Bildung, Bundesliga en Bayreuth
Op de valreep nog even de vraag wat hem als rationeel ingesteld mens ontroert. „Ik houd van de kunsten en ik geloof in wat de Duitsers zo mooi Bildung noemen – culturele vorming. In mijn jeugd speelde ik graag toneel. Mijn moeder had daar ook plezier in. Maar mijn vader vond niet dat ik in die richting door moest gaan. Ik merk dat mijn zoon – hij studeert graphic design – daar ook veel interesse in heeft. Hij heeft talent en dat vind ik heel mooi om te zien. Mijn dochter speelt op hoog niveau hockey, als keepster in de Bundesliga. Zelf ben ik meer geïnteresseerd in de muzische kunsten. Ik ben een echte operafanaat. Muziek vind ik geweldig. Voor opera’s ga ik op reis. Thuis speel ik sommige aria’s wel tien keer achter elkaar af. Telkens raakt de muziek de essentie. Ook ben ik een echte Wagneriaan. Ik houd van Parsifal. Een goed glas wijn erbij en dan die muziek. Fantastisch. Jaren heb ik geprobeerd kaarten te krijgen voor de Bayreuther Festspiele.
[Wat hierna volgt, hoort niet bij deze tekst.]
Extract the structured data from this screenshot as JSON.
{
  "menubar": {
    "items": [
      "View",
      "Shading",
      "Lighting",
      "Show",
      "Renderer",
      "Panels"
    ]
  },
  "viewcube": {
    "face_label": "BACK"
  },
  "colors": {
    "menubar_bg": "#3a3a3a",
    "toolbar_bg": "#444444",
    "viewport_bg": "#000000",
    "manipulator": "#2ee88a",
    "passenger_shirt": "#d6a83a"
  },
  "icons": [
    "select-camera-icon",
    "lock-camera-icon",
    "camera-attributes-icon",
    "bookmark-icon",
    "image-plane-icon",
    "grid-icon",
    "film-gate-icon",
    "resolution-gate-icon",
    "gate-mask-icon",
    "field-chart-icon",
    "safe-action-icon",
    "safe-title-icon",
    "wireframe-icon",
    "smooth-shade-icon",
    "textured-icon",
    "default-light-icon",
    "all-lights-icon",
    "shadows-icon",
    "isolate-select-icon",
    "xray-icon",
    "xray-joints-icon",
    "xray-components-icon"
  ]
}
Dit jaar was het me eindelijk gelukt en nu gaat het door corona niet door. Die liefde voor de opera heb ik wel geërfd van mijn ouders. Grappig dat onze beide kinderen ook al interesse krijgen voor de opera. Jong geleerd, hè.”
Freunde fürs Leben
Dan lopen we samen naar beneden, de trappen af naar de uitgang van het Kruisherenhotel. Over zijn werk als lid van de Oostenrijkse Nationale Wetenschapsraad hebben we het nog niet eens gehad. „Ik kom graag in Wenen. Ook daar ga ik vaker naar de Wiener Staatsoper. Maar ook een typisch Weens café of een gezellige Heuriger bezoek ik met plezier.” Hij vertelt nog gauw dat hij die Weense fin de siècle zo boeiend vindt en het werk van Arthur Schnitzler, waarin de geestelijke leeg-te in het decadente Weense leven zo treffend is beschreven. Daar komt hij nou mee, als we naar buiten lopen. Vlak voor hij richting universiteit loopt, vragen we hem hoe belangrijk vriendschap voor hem is. „Ik hecht daar zeer aan. Ik heb nog veel contact met oude vrienden. Soms doen we leuke dingen samen. Dan bezoeken we in Berlijn een museum of maken we een fietstocht. Ik heb Freunde fürs Leben. Daar geloof ik in. Met materiële zaken heb ik weinig op. Een auto is voor mij niet meer dan een vervoersmiddel.” Dan op de valreep: heeft Martin Paul ook slechte eigenschappen? Lachend: „Mijn ongeduldigheid en korte aandachtsspanne. Maar daar werk ik aan. Kom na de vakantie maar eens een kop koffie drinken, dan merk je vanzelf wel of het me is gelukt.”